LaBarbera told WND he heard about the "lesbian bullying phenomenon" from former lesbian-turned-Christian evangelist Linda Jernigan, who was contacted by a teacher about speaking at a suburban Chicago where "this sick behavior was occurring."
"Jernigan said she was told that lesbian girl gangs would drag a targeted female into the school restroom, hold her down, and perform oral sex on her to 'turn her out' – i.e., forcible 'seduce' the poor girl through lesbian rape," he said.

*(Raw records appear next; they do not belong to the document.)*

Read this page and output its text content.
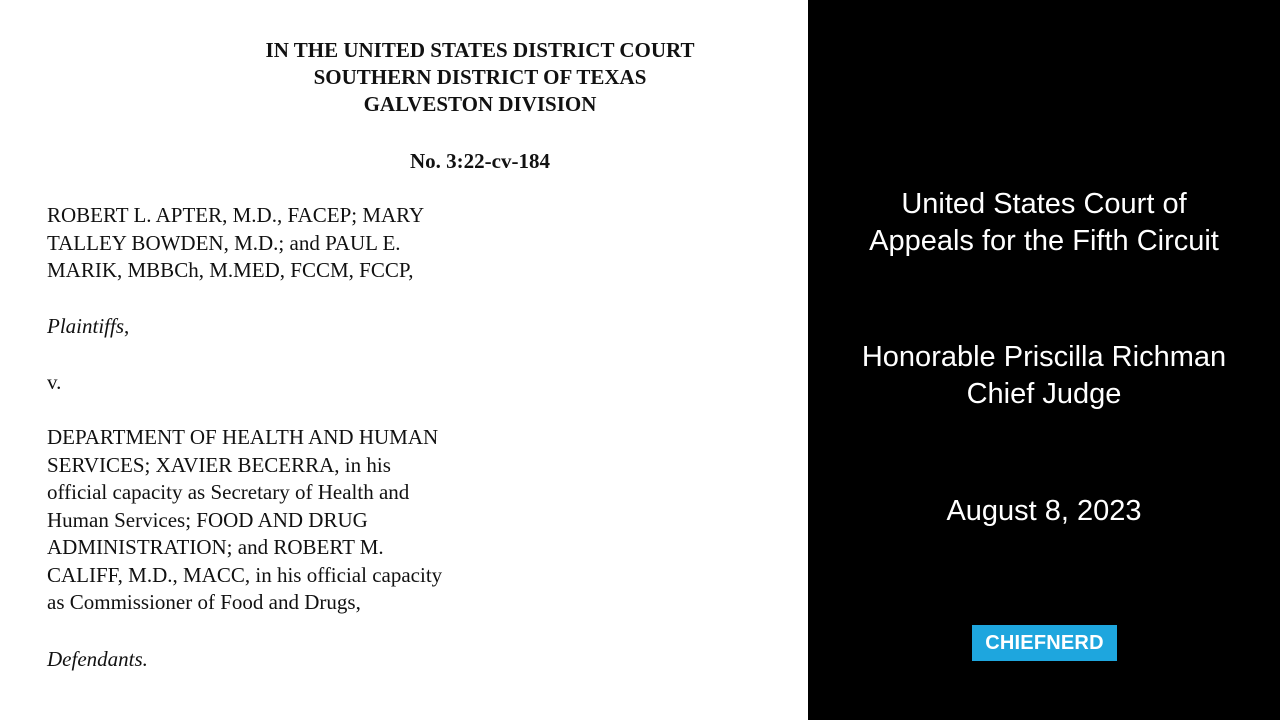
IN THE UNITED STATES DISTRICT COURT
SOUTHERN DISTRICT OF TEXAS
GALVESTON DIVISION
No. 3:22-cv-184
ROBERT L. APTER, M.D., FACEP; MARY
TALLEY BOWDEN, M.D.; and PAUL E.
MARIK, MBBCh, M.MED, FCCM, FCCP,
Plaintiffs,
v.
DEPARTMENT OF HEALTH AND HUMAN
SERVICES; XAVIER BECERRA, in his
official capacity as Secretary of Health and
Human Services; FOOD AND DRUG
ADMINISTRATION; and ROBERT M.
CALIFF, M.D., MACC, in his official capacity
as Commissioner of Food and Drugs,
Defendants.
United States Court of
Appeals for the Fifth Circuit
Honorable Priscilla Richman
Chief Judge
August 8, 2023
CHIEFNERD
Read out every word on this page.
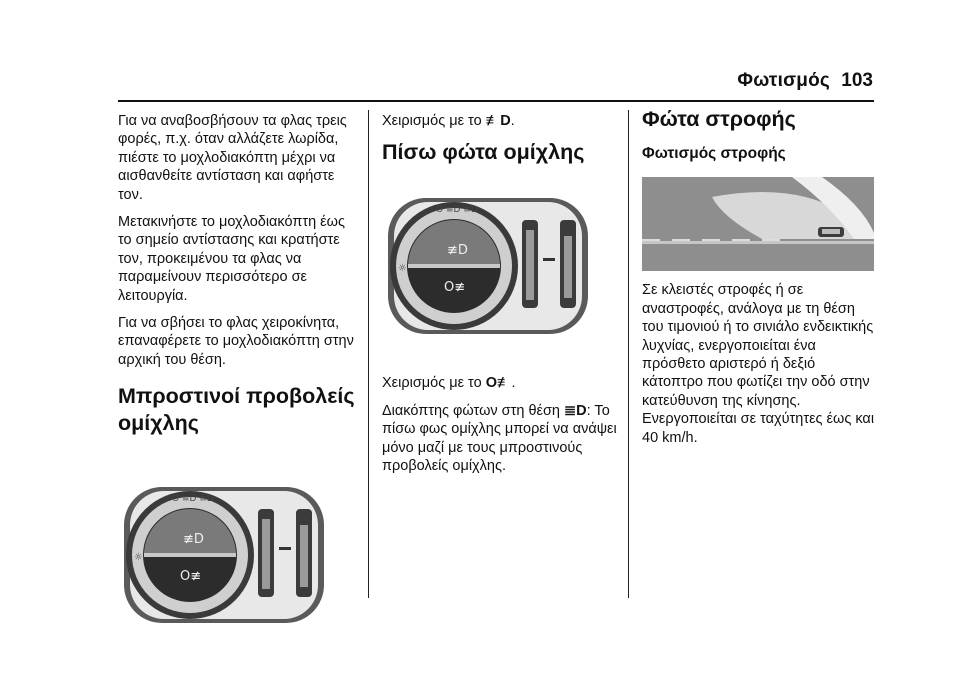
Φωτισμός 103

Για να αναβοσβήσουν τα φλας τρεις φορές, π.χ. όταν αλλάζετε λωρίδα, πιέστε το μοχλοδιακόπτη μέχρι να αισθανθείτε αντίσταση και αφήστε τον.

Μετακινήστε το μοχλοδιακόπτη έως το σημείο αντίστασης και κρατήστε τον, προκειμένου τα φλας να παραμείνουν περισσότερο σε λειτουργία.

Για να σβήσει το φλας χειροκίνητα, επαναφέρετε το μοχλοδιακόπτη στην αρχική του θέση.

Μπροστινοί προβολείς ομίχλης
≢D
O≢
☼
O ≡D ≡D

Χειρισμός με το ≢D.

Πίσω φώτα ομίχλης
≢D
O≢
☼
O ≡D ≡D

Χειρισμός με το O≢.

Διακόπτης φώτων στη θέση ≣D: Το πίσω φως ομίχλης μπορεί να ανάψει μόνο μαζί με τους μπροστινούς προβολείς ομίχλης.

Φώτα στροφής
Φωτισμός στροφής

Σε κλειστές στροφές ή σε αναστροφές, ανάλογα με τη θέση του τιμονιού ή το σινιάλο ενδεικτικής λυχνίας, ενεργοποιείται ένα πρόσθετο αριστερό ή δεξιό κάτοπτρο που φωτίζει την οδό στην κατεύθυνση της κίνησης. Ενεργοποιείται σε ταχύτητες έως και 40 km/h.
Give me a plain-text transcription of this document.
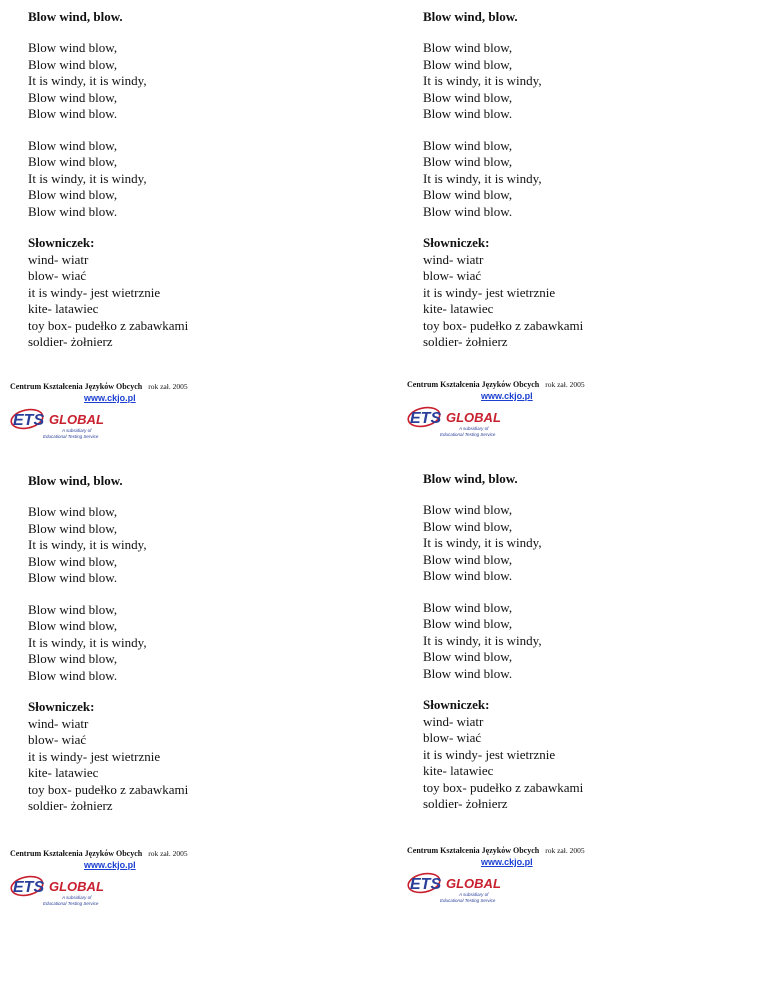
Blow wind, blow.
Blow wind blow,
Blow wind blow,
It is windy, it is windy,
Blow wind blow,
Blow wind blow.
Blow wind blow,
Blow wind blow,
It is windy, it is windy,
Blow wind blow,
Blow wind blow.
Słowniczek:
wind- wiatr
blow- wiać
it is windy- jest wietrznie
kite- latawiec
toy box- pudełko z zabawkami
soldier- żołnierz
Centrum Kształcenia Językόw Obcych rok zał. 2005
www.ckjo.pl
ETS GLOBAL
A subsidiary of
Educational Testing Service
Blow wind, blow.
Blow wind blow,
Blow wind blow,
It is windy, it is windy,
Blow wind blow,
Blow wind blow.
Blow wind blow,
Blow wind blow,
It is windy, it is windy,
Blow wind blow,
Blow wind blow.
Słowniczek:
wind- wiatr
blow- wiać
it is windy- jest wietrznie
kite- latawiec
toy box- pudełko z zabawkami
soldier- żołnierz
Centrum Kształcenia Językόw Obcych rok zał. 2005
www.ckjo.pl
ETS GLOBAL
A subsidiary of
Educational Testing Service
Blow wind, blow.
Blow wind blow,
Blow wind blow,
It is windy, it is windy,
Blow wind blow,
Blow wind blow.
Blow wind blow,
Blow wind blow,
It is windy, it is windy,
Blow wind blow,
Blow wind blow.
Słowniczek:
wind- wiatr
blow- wiać
it is windy- jest wietrznie
kite- latawiec
toy box- pudełko z zabawkami
soldier- żołnierz
Centrum Kształcenia Językόw Obcych rok zał. 2005
www.ckjo.pl
ETS GLOBAL
A subsidiary of
Educational Testing Service
Blow wind, blow.
Blow wind blow,
Blow wind blow,
It is windy, it is windy,
Blow wind blow,
Blow wind blow.
Blow wind blow,
Blow wind blow,
It is windy, it is windy,
Blow wind blow,
Blow wind blow.
Słowniczek:
wind- wiatr
blow- wiać
it is windy- jest wietrznie
kite- latawiec
toy box- pudełko z zabawkami
soldier- żołnierz
Centrum Kształcenia Językόw Obcych rok zał. 2005
www.ckjo.pl
ETS GLOBAL
A subsidiary of
Educational Testing Service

But he said that should be no surprise, because the "Vagina Monologues," a feminist-lesbian play celebrated by liberal elites, in its original version contains a chapter about a 24-year-old lesbian woman "who plies a 13-year-old girl with alcohol to seduce her."
The author turned the pedophile rape "into a sort of feminist-lesbian 'moral good' by having the girl victim end up as a happy lesbian who says, 'I'll never need to rely on a man,'" LaBarbera said.
He noted such rape descriptions were edited from later versions.
There also was an WCAU report from Philadelphia several years earlier providing similar documentation to such allegations about lesbian attacks.